- League: OK Liga
- Sport: Roller hockey
- League champions: Barcelona Sorli Discau
- Runners-up: Alnimar Reus Deportiu
- Relegated to Primera División: Enrile PAS Alcoy Cysugal Vigo Stick Astra Pool Maçanet

OK Liga seasons
- ← 2005–062007–08 →

= 2006–07 OK Liga =

The 2006–07 OK Liga was the 38th season of the top-tier league of rink hockey in Spain.

Barcelona Sorli Discau finished the league as champion.

==Competition format==

The eight first teams at the end of the regular season qualified for the playoffs while the three last teams were relegated to Primera División.

==Regular season==

| Pos | Team | Pld | W | D | L | GF | GA | GD | Pts | Qualification or relegation |
| 1 | Barcelona Sorli Discau | 30 | 27 | 2 | 1 | 150 | 53 | +97 | 83 | Qualification to playoffs |
| 2 | Alnimar Reus Deportiu | 34 | 21 | 6 | 7 | 97 | 52 | +45 | 69 |
| 3 | Roncato Vic | 33 | 18 | 8 | 7 | 75 | 38 | +37 | 62 |
| 4 | Liceo Vodafone | 30 | 17 | 3 | 10 | 96 | 68 | +28 | 54 |
| 5 | Vilanova L'Ull Blau | 30 | 16 | 5 | 9 | 92 | 85 | +7 | 53 |
| 6 | Noia Freixenet | 30 | 14 | 7 | 9 | 96 | 88 | +8 | 49 |
| 7 | Proinosa Igualada | 30 | 12 | 9 | 9 | 73 | 59 | +14 | 45 |
| 8 | Cemex Tenerife | 30 | 13 | 4 | 13 | 85 | 107 | −22 | 43 |
| 9 | Viva Hàbitat Blanes | 30 | 10 | 8 | 12 | 67 | 75 | −8 | 38 |  |
| 10 | Grup Lloret | 30 | 8 | 8 | 14 | 60 | 90 | −30 | 32 |
| 11 | Leche Celta Voltregà | 30 | 9 | 4 | 17 | 63 | 88 | −25 | 31 |
| 12 | Grup Clima Mataró | 30 | 7 | 7 | 16 | 78 | 97 | −19 | 28 |
| 13 | Grup Castillo Lleida | 30 | 7 | 7 | 16 | 61 | 90 | −29 | 28 |
| 14 | Enrile PAS Alcoy | 30 | 6 | 4 | 20 | 78 | 123 | −45 | 22 | Relegation to Primera División |
| 15 | Cysugal Vigo Stick | 30 | 4 | 8 | 18 | 70 | 100 | −30 | 20 |
| 16 | Astra Pool Maçanet | 30 | 5 | 5 | 20 | 64 | 92 | −28 | 20 |

==Playoffs==
Quarterfinals were played with a best-of-three format, while semifinals and final were played with a best-of-five series.

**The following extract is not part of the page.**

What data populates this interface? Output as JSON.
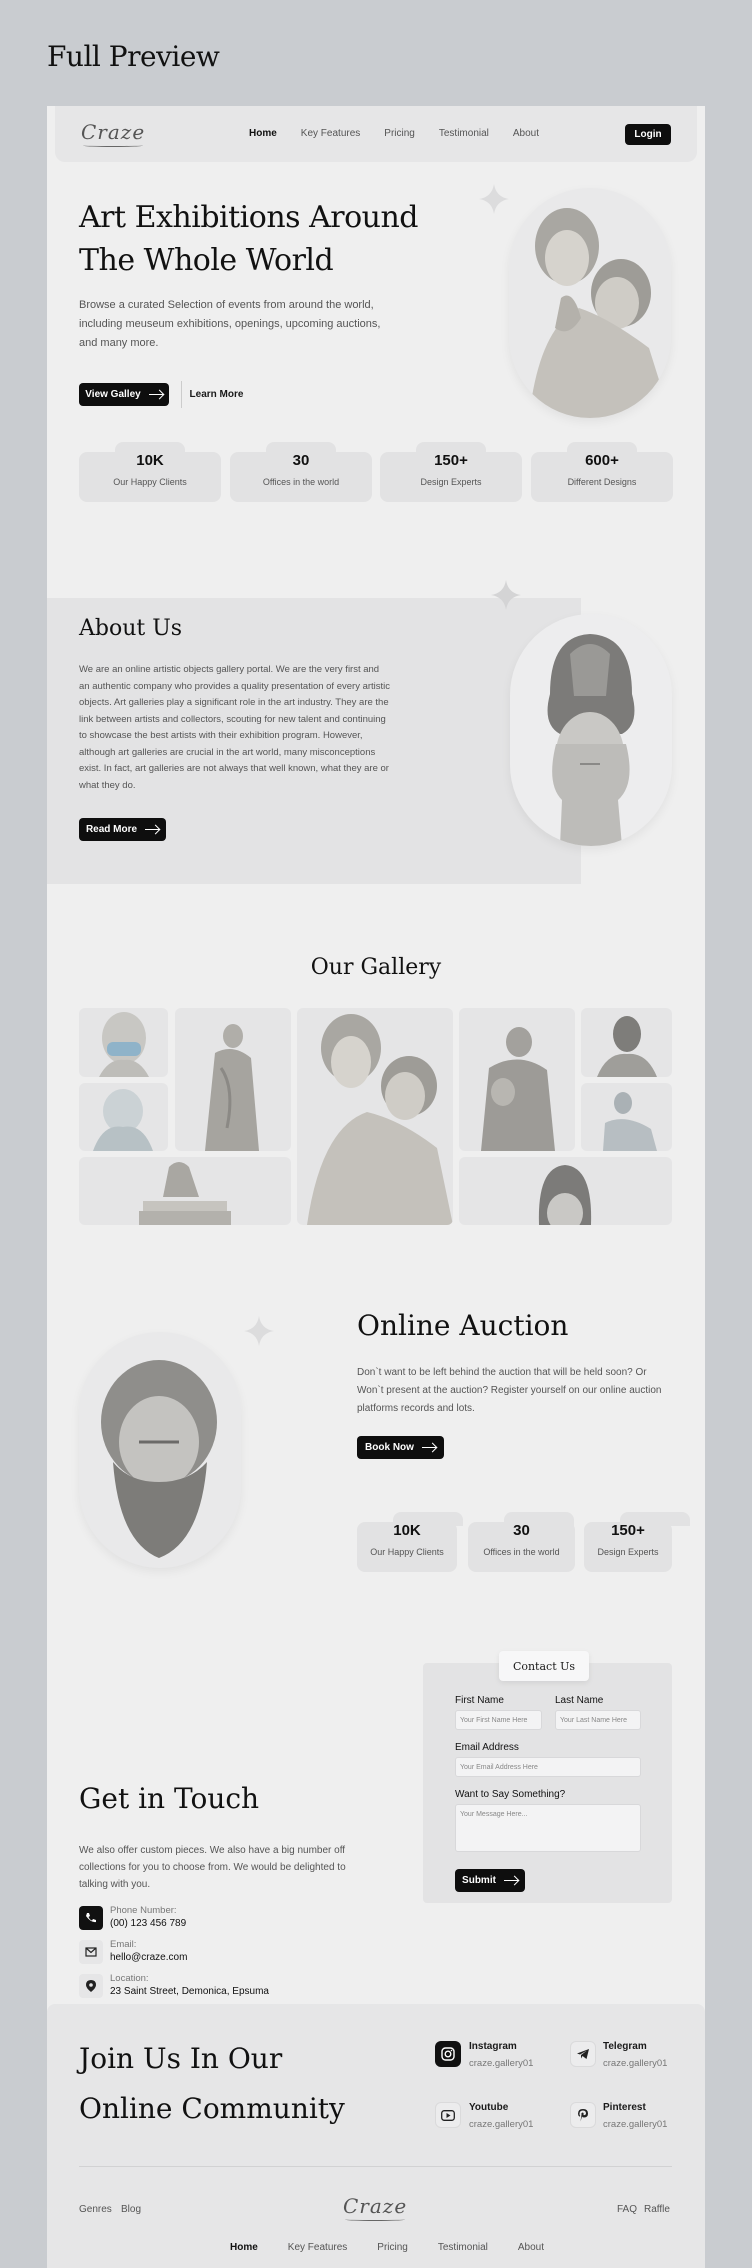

Seeded teams played games 1 and 3 of the quarterfinals and the finals and games 1, 2 and 5 of the finals at home.

==Final standings==

| Pos | Team | Qualification or relegation |
| 1 | Barcelona Sorli Discau | CERH European League |
| 2 | Alnimar Reus Deportiu |
| 3 | Coinasa Liceo |
| 4 | Noia Freixenet |
| 5 | Roncato Vic |
| 6 | Vilanova L'Ull Blau |
| 7 | Proinosa Igualada |
| 8 | Cemex Tenerife | CERS Cup |
| 9 | Viva Hàbitat Blanes |
| 10 | Grup Lloret |
| 11 | Leche Celta Voltregà |
| 12 | Grup Clima Mataró |  |
| 13 | Grup Castillo Lleida |
| 14 | Enrile PAS Alcoy | Relegation to Primera División |
| 15 | Cysugal Vigo Stick |
| 16 | Astra Pool Maçanet |

==Copa del Rey==

The 2007 Copa del Rey was the 64th edition of the Spanish men's roller hockey cup. It was played in Alcoy between the seven first qualified teams after the first half of the season and Enrile PAS Alcoy as host team.

Barcelona Sorli Discau won its 17th cup.